In an now-viral tweet, The Midwest People's History Project shared an employer's authoritative and unempathetic approach to the tragic loss of one of their workers.
The Midwest People's History Project, an ongoing chronicle of moments when ordinary people got organized and made history, took to Twitter to share an appalling email a group of workers received from their boss. In the email, the business owner announced the death of a colleague and warned that employees found discussing their death would be fired. Additionally, they asserted that it would be against the late colleague's wishes to "let productivity slide." The email has come under fire on the social media platform, where Twitter users criticized the boss' authoritative and unempathetic approach to the tragic incident, Bored Panda reports.

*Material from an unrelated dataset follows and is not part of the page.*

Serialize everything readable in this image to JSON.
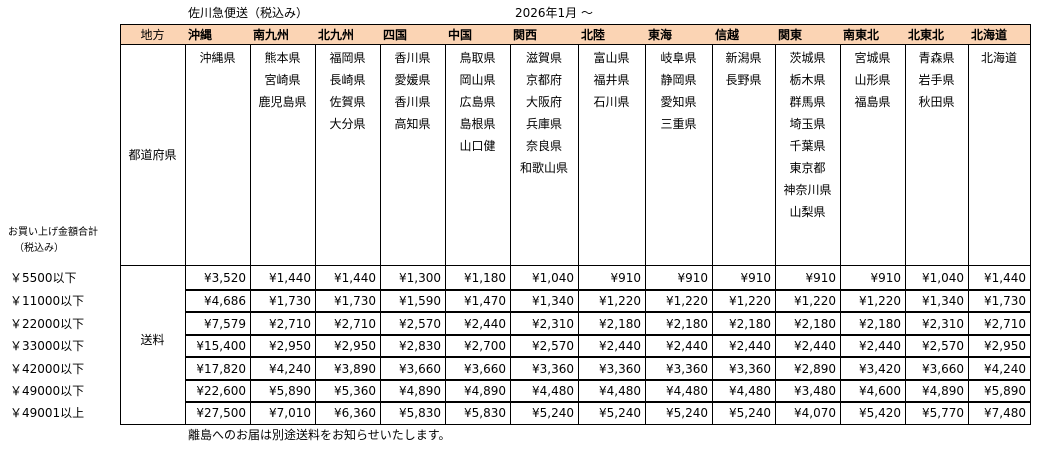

1 in 7 Kroger workers were homeless in the last year https://t.co/08FtD6oUdR— Midwest People's History (@MPHProject) January 12, 2022
"I am sorry to inform those that have not heard already that our dear friend and coworker has recently passed away," the email from the boss reads (the name of the employee was undisclosed to protect their identity). "To mourn the death of someone so dedicated is only natural. If you need a moment to grieve, please feel free to clock out and spend some time in the break room. While it may sound insensitive, it is important that we do not let our productivity slide. I think it is fair to say [our colleague] would not have wanted that."
The business owner continues, "And also please do not clock out while the store is busy as this will add undue stress on the team. If there are any issues with this, please contact me directly and do not discuss these issues with coworkers as it may cause undue stress. Discussing this may result in immediate dismissal." To make matters worse, the boss decided to sign off with a rather ominous statement: "Unable are the loved to die. For love is immortality." Since it was first posted, The Midwest People's History Project's tweet has gone viral, with over 84,000 likes and 10,800 retweets. Despite the boss' (admittedly poor) attempts to remain sensitive about the issue, Twitter users criticized their approach to their employee's passing.
One person responded, "Remember: Your job opening will be posted before your obituary." Another added, "I’m fascinated by the concept of 'insubordination,' not gratefully accepting that you are of a lower order than some other adult you work with in a f*cking office." Meanwhile, other Twitter users shared their own experiences. One user recalled, "My husband passed 'suddenly' and his employer who refused to give him a sick day to go to the doctor posted his position before I was able to post his obituary." "I worked with a woman who was on medical leave and our employers posted her job because they were hoping to push her out," another Twitter user mentioned. "She found the listing while helping her daughter look for a job. Not the same, but it's good to remember to value yourself because not everyone will."
The last statement resonated with The Midwest People's History Project. The account reminded followers and other Twitter users about the importance of organizing their workplaces. Sharing news about how employees of the largest freight railroad network on the continent just declared a strike, they affirmed, "Anyway, f*ck the bosses, support your local strikers."